Two planets orbiting a sun-like star some 300 light-years from Earth suffered a violent collision.
“It’s as if Earth and Venus collided with each other,” said Benjamin Zuckerman, UCLA professor of physics and astronomy and a co-author on the paper. “Astronomers have never seen anything like this before. Apparently, major catastrophic collisions can take place in a fully mature planetary system.”
The report will appear in the December issue of the Astrophysical Journal, a publication of the American Astronomical Society.
Zuckerman, along with researchers from Tennessee State University (TSU) and the California Institute of Technology were studying a star known as BD+20 307, which is surrounded by a shocking 1 million times more dust than is orbiting our sun. The star is located in the constellation Aries.
“If any life was present on either planet, the massive collision would have wiped out everything in a matter of minutes — the ultimate extinction event,” said co-author Gregory Henry, an astronomer at TSU. “A massive disk of infrared-emitting dust circling the star provides silent testimony to this sad fate.”

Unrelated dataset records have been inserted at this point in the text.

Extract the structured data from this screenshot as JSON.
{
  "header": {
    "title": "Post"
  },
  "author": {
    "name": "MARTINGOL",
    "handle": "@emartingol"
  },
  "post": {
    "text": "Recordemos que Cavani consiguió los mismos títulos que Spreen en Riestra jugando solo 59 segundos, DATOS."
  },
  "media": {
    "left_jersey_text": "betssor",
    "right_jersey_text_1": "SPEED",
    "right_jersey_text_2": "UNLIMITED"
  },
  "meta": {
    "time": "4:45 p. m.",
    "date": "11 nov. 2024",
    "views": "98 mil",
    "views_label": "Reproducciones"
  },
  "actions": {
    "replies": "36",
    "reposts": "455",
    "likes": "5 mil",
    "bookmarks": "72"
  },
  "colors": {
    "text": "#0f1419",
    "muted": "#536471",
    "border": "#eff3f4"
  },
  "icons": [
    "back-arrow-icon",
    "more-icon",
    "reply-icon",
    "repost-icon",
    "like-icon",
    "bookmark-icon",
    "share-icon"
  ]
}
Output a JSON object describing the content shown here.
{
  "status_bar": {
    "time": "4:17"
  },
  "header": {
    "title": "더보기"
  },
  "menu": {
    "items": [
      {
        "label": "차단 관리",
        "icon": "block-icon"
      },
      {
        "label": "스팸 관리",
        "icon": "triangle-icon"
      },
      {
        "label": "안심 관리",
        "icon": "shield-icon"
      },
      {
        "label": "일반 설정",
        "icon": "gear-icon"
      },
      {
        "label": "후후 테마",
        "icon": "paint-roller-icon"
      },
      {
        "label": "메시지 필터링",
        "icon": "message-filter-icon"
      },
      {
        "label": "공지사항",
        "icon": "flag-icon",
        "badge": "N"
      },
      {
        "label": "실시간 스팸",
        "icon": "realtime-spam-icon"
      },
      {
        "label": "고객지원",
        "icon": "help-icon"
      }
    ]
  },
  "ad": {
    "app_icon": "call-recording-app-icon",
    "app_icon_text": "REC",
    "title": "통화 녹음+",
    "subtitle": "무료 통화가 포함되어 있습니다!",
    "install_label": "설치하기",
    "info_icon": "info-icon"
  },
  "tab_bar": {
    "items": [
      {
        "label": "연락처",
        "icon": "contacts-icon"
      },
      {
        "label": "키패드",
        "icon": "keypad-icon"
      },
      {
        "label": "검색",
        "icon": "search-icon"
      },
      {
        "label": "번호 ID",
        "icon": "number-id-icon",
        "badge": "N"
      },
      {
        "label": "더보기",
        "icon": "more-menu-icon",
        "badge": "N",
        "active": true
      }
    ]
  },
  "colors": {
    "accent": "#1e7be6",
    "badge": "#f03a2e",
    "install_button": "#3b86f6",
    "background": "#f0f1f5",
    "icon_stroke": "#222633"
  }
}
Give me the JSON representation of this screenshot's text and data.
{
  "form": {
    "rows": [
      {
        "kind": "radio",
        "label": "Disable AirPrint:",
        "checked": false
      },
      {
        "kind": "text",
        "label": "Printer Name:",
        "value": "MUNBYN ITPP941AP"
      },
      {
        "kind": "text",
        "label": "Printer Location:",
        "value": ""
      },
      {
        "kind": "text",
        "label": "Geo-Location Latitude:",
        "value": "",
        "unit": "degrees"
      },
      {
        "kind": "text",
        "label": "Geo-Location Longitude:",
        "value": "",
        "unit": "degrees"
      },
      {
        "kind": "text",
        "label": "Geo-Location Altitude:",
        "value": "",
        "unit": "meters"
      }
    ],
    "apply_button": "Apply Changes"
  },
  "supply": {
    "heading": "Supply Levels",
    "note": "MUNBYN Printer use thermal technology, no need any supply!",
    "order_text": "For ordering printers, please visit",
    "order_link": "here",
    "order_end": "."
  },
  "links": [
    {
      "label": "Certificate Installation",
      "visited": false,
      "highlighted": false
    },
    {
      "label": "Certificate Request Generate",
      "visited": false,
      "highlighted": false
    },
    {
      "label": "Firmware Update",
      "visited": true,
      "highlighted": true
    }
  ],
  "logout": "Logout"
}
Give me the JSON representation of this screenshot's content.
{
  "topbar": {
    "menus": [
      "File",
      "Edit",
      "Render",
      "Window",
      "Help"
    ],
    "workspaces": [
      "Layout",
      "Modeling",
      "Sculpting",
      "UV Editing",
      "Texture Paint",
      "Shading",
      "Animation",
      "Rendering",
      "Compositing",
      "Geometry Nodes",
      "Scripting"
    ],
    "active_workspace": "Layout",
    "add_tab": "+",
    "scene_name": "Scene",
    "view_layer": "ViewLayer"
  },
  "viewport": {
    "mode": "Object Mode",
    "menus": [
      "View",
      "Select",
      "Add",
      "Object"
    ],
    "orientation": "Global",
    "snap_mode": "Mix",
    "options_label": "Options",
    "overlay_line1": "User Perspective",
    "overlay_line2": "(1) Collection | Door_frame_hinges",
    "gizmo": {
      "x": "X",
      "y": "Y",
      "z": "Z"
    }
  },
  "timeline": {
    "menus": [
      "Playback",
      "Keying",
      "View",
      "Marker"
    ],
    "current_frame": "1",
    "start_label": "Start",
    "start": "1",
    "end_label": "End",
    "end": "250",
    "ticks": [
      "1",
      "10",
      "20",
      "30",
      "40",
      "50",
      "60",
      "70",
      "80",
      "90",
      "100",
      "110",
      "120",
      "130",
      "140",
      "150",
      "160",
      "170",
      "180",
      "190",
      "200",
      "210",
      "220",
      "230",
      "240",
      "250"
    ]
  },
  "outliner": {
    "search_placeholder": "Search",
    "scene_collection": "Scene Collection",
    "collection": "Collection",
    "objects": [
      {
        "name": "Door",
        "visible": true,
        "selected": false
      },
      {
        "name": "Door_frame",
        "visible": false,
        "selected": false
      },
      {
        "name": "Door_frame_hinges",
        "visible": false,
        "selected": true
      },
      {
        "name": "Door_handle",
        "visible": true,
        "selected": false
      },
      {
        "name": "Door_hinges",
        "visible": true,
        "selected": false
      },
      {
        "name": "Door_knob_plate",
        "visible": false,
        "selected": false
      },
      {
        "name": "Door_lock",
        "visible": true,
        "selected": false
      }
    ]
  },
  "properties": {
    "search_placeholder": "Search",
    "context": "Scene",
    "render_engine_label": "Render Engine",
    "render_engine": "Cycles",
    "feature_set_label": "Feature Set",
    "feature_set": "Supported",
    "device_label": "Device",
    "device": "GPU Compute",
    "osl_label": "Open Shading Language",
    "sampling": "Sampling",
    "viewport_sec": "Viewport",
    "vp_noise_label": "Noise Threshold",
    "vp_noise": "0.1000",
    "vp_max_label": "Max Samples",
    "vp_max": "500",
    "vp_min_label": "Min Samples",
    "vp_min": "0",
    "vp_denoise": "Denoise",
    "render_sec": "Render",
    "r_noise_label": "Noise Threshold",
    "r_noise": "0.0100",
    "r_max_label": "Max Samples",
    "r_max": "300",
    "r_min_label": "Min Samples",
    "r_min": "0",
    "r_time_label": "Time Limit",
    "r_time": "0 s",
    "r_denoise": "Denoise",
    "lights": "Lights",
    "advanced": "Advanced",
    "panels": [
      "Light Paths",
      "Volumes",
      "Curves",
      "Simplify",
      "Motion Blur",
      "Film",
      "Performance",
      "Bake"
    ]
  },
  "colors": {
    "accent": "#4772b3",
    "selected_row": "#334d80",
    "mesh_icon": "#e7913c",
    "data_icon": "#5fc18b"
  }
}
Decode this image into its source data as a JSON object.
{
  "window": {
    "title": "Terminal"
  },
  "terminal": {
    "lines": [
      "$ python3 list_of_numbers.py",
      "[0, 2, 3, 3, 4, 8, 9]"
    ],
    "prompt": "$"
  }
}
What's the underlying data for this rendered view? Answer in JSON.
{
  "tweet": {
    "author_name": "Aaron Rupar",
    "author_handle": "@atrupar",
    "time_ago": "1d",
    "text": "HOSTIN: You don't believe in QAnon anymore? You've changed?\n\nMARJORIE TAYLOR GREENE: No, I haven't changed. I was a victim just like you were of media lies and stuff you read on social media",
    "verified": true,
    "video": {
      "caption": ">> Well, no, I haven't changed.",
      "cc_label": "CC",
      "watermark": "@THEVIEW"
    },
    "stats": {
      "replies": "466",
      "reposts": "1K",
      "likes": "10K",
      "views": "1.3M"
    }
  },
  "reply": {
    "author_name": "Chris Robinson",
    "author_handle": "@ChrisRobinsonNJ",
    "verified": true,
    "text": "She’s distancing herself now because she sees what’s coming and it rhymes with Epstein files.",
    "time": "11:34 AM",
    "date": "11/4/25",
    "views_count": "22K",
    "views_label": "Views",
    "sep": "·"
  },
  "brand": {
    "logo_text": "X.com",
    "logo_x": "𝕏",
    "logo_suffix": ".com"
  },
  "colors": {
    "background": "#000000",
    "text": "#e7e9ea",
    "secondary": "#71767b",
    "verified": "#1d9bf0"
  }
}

Carnegie Institution of Washington astronomer Alycia Weinberger announced in the May 20, 2008, issue of the Astrophysical Journal that BD+20 307 is actually a close binary star — two stars orbiting around their common center of mass.
“The planetary collision in BD+20 307 was not observed directly but rather was inferred from the extraordinary quantity of dust particles that orbit the binary pair at about the same distance as Earth and Venus are from our sun,” Henry said. “If this dust does indeed point to the presence of terrestrial planets, then this represents the first known example of planets of any mass in orbit around a close binary star.”
The astronomers believe the collision took place within the past few hundred thousand years and perhaps much more recently.